JK1773 · 14/08/2017 19:58

I remember your other thread OP. Well done for making the break. I don't think POF is the right place to start looking for friendships. Evening classes is a good idea from Megan. Try to get out and meet people rather than hiding behind your screen. It will give you bags more confidence Flowers

user128057 · 14/08/2017 20:04

I wouldn't have a clue where to join an evening class or even what I'd like to do. I'd rather meet people in real life than on sites like pof. Even just to get out the house for an evening would probably help a bit

OP posts:
pudding21 · 14/08/2017 20:08

OP: it gets easier, I left a 21 year relationship 6 months ago but still have contact because of the kids. He is still abusive at times, when it suits. The oush and pull of the nice/ nasty behavior is not easy to cope with. If you have no ties, go cold turkey. You are grieving the end of a relationship so it is normal to feel like this. it is also normal to want him back, but it wasn't healthy. It is not a good relationship.

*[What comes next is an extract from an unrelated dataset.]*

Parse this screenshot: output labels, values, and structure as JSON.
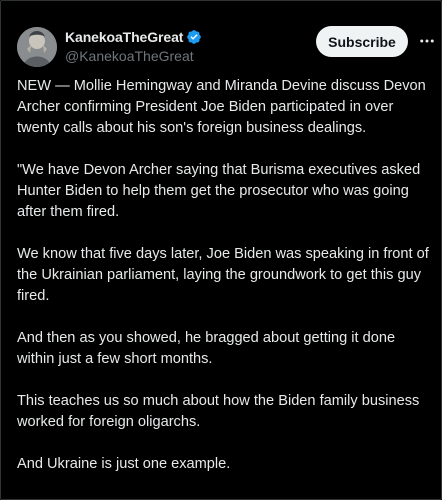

Have you thought about therapy? I haven't but probably should. Friends help and just general contact with people.

How about a voluntary organisation? A soup kitchen, a food bank or something, make you feel good and you'll meet nice people....

AuntyElle · 14/08/2017 20:15

Try the MeetUp app? It's a way to meet up with people local to you, often with a hobby or interest in common, but some are just general social meetups.
The good thing is it's not to find a partner, just to get out of the house and meet people.
www.meetup.com
And definitely hold firm and stay away from your ex. You've done a lot of the hardest bit. You deserve better than to be treated like that. Keep going.Flowers

niceupthedance · 14/08/2017 20:15

Well done on making the break! You need to stay strong. Find some things to do. Have you thought of the WI? Apparently it's shed its frumpiness these days Grin or how about looking on meetup.com, for book groups or theatre trips or something else you are keen on. Don't worry about your ex, he doesn't deserve it.

user128057 · 14/08/2017 20:17

Thank you pudding. I am very much considering therapy. I know I need some kind of help. It's something I need tbh. I like the sound of doing some type of voluntary work like you mentioned. I work but only part time so might be a good idea to find something like that to fill my time with so I'm not sat at home thinking about things.

OP posts:
user128057 · 14/08/2017 20:18

I have tried meet up but doesn't seem to be a lot going on within the area I live which is a shame but I shall keep looking.

OP posts:
AuntyElle · 14/08/2017 20:37

I just googled 'adult education near me' and the local college came up. Scrolling through there is all sorts of weekly classes: cooking, managing stress, collaging etc. Depends on where you live of course, but that could be a start.